Yes. I mean, throughout the year, we saw pretty good improvements on that. And so we are at about 60 days on our own Sunrun managed business and through our channel partners probably a little bit longer on that. We think that’s a good amount of time. It balances backlog with what the consumer expects.

Shivani Sood

Analyst · Oppenheimer. Your line is open. Please go ahead.

Thanks so much.

Lynn Jurich

Analyst · Oppenheimer. Your line is open. Please go ahead.

Okay.

Operator

Operator

Thank you. And our next question comes from the line of Jon Windham with Barclays. Your line is open. Please go ahead.

Jonathan Windham

Analyst · Barclays. Your line is open. Please go ahead.

Hi. Good evening, everyone. Thanks for taking questions. Maybe we covered a lot of ground already, we could talk about BrightBox and the 1,000 orders for storage. Can you give me a sense of, it’s 1,000 orders over the first quarter, or over the whole year? How should we think of it in terms of proportion of your customers that are doing storage going forward?

Lynn Jurich

Analyst · Barclays. Your line is open. Please go ahead.

Yes, sure. So we launched it about a year ago, but the momentum – the bulk of it came at this back-half and in this Q4 time period. So we are pleased about that momentum. In terms of the forecast for 2017, it’s still low single-digit for us in the forecast. So it’s not – it doesn’t represent a huge amount of the megawatts. I think there will be, while it will be a tremendous growth market, there are – there is a learning curve. And so there are short-term things we work through, building departments have to get used to it. There’s – it’s new installation techniques to train your workforce. So there are real kind of physical learning curve constraints that you see. But – so that’s why we have it at about 5% of the volumes, or less, in the year. And but we believe and are very confident that that growth rate is going to be substantial going forward.

Jonathan Windham

Analyst · Barclays. Your line is open. Please go ahead.

Okay, perfect. Thanks. Maybe if I can sneak in one more, it’s been talked around a little bit already. But now obviously, the market share leader historically, in Tesla’s fourth quarter results, they specifically mentioned scaling back marketing spend, which you can sort of think of that two ways. One is a negative that there’s just less money being spent to make customers aware of the product offering in general for the whole category. But two, obviously a huge chance for you guys to differentiate yourself and take even more share. I’m just trying to get a handle on how I should think about your marketing spend this year? Will you try to be aggressive into the void, or should we think of it as generally flat year-on-year?

Lynn Jurich

Analyst · Barclays. Your line is open. Please go ahead.
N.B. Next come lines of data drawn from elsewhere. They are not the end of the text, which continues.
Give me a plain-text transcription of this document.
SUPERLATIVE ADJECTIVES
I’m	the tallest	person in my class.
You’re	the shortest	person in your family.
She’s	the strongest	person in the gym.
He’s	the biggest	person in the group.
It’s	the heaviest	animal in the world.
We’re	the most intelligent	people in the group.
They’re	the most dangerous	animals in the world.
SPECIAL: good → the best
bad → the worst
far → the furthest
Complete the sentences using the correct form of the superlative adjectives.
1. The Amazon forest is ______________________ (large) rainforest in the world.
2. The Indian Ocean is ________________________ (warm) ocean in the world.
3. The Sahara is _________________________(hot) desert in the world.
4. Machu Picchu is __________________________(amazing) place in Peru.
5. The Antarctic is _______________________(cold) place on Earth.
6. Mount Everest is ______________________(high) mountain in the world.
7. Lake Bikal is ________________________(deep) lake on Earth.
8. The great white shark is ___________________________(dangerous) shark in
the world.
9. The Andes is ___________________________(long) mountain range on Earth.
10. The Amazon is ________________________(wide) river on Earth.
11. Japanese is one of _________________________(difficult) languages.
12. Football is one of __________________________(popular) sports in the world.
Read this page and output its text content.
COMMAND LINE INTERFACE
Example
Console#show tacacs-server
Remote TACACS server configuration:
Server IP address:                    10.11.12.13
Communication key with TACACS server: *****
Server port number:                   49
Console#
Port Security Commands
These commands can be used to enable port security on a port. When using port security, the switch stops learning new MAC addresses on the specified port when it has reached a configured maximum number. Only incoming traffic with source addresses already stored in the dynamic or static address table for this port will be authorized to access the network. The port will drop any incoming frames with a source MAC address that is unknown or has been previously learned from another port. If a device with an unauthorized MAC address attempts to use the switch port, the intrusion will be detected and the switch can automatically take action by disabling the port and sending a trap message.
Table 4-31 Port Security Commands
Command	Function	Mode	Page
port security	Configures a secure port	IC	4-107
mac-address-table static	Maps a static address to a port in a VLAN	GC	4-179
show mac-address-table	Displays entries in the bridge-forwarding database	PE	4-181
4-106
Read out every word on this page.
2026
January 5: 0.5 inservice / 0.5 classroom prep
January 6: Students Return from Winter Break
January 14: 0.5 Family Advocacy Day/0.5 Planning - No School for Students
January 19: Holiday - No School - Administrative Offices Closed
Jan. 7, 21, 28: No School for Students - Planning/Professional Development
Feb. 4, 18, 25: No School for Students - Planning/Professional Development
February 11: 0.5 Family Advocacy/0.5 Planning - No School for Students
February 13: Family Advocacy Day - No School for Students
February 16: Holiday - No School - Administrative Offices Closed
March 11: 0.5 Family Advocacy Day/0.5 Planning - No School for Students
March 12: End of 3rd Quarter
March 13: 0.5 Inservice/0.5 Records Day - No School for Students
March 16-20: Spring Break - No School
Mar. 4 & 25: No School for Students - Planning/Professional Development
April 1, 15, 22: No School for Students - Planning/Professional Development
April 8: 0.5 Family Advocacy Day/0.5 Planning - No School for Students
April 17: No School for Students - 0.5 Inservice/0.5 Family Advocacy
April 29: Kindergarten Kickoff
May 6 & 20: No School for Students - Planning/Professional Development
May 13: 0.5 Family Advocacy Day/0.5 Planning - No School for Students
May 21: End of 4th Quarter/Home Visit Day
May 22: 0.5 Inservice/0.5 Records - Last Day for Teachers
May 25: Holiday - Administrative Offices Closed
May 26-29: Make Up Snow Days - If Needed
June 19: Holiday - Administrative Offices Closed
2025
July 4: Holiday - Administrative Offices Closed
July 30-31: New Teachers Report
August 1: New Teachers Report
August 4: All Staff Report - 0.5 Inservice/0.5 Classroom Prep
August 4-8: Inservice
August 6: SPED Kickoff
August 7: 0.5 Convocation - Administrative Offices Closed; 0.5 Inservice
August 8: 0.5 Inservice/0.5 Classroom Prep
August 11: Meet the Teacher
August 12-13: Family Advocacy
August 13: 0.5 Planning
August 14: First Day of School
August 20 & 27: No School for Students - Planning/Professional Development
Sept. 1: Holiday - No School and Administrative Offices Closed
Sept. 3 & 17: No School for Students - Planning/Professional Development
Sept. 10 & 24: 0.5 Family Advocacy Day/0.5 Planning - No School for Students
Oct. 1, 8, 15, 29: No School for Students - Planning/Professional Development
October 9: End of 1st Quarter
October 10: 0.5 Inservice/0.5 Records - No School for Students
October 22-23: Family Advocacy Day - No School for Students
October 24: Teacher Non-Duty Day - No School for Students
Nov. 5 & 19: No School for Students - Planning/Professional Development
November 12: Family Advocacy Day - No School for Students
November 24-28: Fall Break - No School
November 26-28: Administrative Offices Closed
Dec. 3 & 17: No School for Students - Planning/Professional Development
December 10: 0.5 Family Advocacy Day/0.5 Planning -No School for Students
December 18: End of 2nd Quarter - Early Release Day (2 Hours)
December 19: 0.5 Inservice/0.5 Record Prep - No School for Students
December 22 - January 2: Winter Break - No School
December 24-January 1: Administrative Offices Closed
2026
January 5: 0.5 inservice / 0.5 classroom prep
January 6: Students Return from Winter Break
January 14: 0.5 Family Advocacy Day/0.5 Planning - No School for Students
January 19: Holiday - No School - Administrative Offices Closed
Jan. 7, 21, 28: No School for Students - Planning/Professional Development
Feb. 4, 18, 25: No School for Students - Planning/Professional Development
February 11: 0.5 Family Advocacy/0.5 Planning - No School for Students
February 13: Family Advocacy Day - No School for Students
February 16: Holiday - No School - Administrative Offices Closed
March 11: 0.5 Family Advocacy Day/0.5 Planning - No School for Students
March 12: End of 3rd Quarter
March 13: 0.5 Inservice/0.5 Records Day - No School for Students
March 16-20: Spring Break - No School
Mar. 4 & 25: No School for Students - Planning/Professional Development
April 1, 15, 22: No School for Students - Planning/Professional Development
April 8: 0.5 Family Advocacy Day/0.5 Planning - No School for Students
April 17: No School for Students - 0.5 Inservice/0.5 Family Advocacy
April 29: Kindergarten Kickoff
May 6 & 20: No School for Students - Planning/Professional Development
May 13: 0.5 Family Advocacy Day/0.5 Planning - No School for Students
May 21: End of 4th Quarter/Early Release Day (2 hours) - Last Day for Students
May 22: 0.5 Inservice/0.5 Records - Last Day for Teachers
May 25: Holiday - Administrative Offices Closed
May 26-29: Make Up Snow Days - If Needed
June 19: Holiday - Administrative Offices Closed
Yes, it’s an important and good question and something that we debate. I do think that part of the California softening is colored by lack of, lower spend and people being more disciplined in terms of that demand creation. So I think that’s real. And as we’ve always said in general, each of us have lifted each other’s business. But on balance, we will take the leadership position, that’s for sure. And we have always been NPV oriented. And so it’s – for us, it’s very market by market decision, which channels hit those thresholds, let’s invest more in those channels. So we’re not – we’re more – we’re not going to be forward leaning and hoping, spending and hoping it comes. We’re pretty experienced in knowing which channels work. We’re going to invest more in the ones that we think are working. But you’re not going to see us step up and spend quite a bit and hope the share gains follow.

Jonathan Windham

Analyst · Barclays. Your line is open. Please go ahead.

Great. Thanks, Lynn.

Lynn Jurich

Analyst · Barclays. Your line is open. Please go ahead.

Sure.

Operator

Operator

Thank you. And I’m showing no further questions at this time. And I would like to turn the conference back over to Lynn Jurich for any closing remarks.

Lynn Jurich

Analyst

That’s it, guys. Thanks for all the great questions and the support as always, and we look forward to being in touch. Back to work for us. Take care.

Operator

Operator

Ladies and gentlemen, thank you for participating in today’s conference. This does conclude the program and you may all disconnect. Everyone have a great day.